A Nixie is an undeliverable-as-addressed mailing.
As used by the United States Postal Service, a Nixie is distinguished from other address errors in that the mail piece is always returned to the sender. (Vs. a Change of Address (COA) which can either be forwarded or returned to the sender corrected/notified.) The term itself has been used to describe undeliverable mail for some time (see below), but starting in the early 21st century it has appeared in print, visible to patrons, in the upper left corner of yellow labels generated by the USPS's Postal Automated Redirection System (PARS).

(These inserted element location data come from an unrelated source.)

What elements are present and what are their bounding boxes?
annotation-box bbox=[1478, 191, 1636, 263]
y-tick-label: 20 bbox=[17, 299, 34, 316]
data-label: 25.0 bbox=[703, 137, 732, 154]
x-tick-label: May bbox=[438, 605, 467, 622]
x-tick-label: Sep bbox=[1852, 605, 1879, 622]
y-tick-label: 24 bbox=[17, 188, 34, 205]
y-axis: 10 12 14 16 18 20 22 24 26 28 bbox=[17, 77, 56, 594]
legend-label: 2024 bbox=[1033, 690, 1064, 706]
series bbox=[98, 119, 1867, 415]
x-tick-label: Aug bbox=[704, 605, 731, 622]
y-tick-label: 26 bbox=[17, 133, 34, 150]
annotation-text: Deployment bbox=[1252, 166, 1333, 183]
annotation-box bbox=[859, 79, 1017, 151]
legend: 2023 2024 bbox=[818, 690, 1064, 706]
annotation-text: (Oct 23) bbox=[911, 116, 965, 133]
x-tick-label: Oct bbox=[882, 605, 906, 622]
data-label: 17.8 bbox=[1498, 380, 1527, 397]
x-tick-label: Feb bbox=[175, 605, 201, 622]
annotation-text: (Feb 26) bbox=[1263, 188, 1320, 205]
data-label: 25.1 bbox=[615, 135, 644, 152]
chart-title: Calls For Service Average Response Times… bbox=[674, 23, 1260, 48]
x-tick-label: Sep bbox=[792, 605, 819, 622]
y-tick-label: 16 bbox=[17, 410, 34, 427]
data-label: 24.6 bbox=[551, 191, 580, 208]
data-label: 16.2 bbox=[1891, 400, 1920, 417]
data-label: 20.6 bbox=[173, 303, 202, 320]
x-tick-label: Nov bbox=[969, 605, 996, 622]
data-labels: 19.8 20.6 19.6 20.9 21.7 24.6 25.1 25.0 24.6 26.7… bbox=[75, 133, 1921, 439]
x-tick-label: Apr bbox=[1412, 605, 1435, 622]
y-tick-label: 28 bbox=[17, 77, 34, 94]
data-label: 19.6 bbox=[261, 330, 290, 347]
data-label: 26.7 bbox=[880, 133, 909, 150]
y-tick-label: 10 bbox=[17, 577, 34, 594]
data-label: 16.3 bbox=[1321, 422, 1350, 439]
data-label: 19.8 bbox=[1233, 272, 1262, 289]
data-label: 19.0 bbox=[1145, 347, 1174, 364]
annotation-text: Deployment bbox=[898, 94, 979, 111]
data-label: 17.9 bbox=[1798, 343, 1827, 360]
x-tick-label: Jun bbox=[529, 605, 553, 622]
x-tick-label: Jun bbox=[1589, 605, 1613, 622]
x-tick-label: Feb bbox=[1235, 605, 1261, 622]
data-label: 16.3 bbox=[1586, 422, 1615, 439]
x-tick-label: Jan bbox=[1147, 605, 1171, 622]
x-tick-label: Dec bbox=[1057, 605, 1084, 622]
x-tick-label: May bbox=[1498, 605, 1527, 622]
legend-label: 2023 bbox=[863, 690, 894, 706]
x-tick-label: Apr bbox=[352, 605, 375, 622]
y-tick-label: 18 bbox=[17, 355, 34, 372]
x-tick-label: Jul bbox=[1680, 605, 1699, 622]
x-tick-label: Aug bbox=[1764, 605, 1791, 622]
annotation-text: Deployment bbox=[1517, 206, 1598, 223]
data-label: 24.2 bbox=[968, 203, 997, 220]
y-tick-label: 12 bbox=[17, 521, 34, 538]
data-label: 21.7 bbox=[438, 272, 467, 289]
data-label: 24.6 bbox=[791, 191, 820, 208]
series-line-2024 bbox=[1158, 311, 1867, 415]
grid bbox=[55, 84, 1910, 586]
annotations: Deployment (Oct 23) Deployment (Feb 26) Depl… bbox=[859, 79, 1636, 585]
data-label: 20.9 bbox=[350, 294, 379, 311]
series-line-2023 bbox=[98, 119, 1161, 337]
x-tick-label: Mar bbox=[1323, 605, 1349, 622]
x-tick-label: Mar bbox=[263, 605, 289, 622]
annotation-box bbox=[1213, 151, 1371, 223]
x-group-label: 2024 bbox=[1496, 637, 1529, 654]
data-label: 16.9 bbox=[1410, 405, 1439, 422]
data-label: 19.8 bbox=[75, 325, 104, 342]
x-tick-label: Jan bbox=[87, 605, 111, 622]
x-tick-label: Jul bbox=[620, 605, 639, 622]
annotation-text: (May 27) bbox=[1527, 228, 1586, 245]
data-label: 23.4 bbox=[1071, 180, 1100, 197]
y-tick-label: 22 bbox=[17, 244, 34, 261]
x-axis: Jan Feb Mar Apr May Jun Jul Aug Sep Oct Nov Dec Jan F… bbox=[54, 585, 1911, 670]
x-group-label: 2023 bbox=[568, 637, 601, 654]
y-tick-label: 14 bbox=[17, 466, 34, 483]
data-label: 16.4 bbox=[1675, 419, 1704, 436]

At some point in the 20th century, the term "Nixie clerk" referred to a postal employee who tried to figure out what to do with undeliverable items, which were not just poorly-addressed mail, but ranged from torn-open envelopes of photographs, even to lost & found wallets dropped into a mailbox. More recently, the USPS National Change of Address (NCOA) Service provided data to mailers with scoring on how close a match the name and address are to something actually forward-able or deliverable, which were referred to as "Nixie Codes".
With the advent of e-mail messages, the term receives wider use, e.g. address changes are registered in what may be called the Nixielist (Nixie-list or Nixie list).
Etymology: From "nix", English slang for German variant of "nichts", meaning "nothing"; + "-ie", an item or a thing. "Nix" usage in English c. 1780-1790, "Nixie" c. 1880-1885.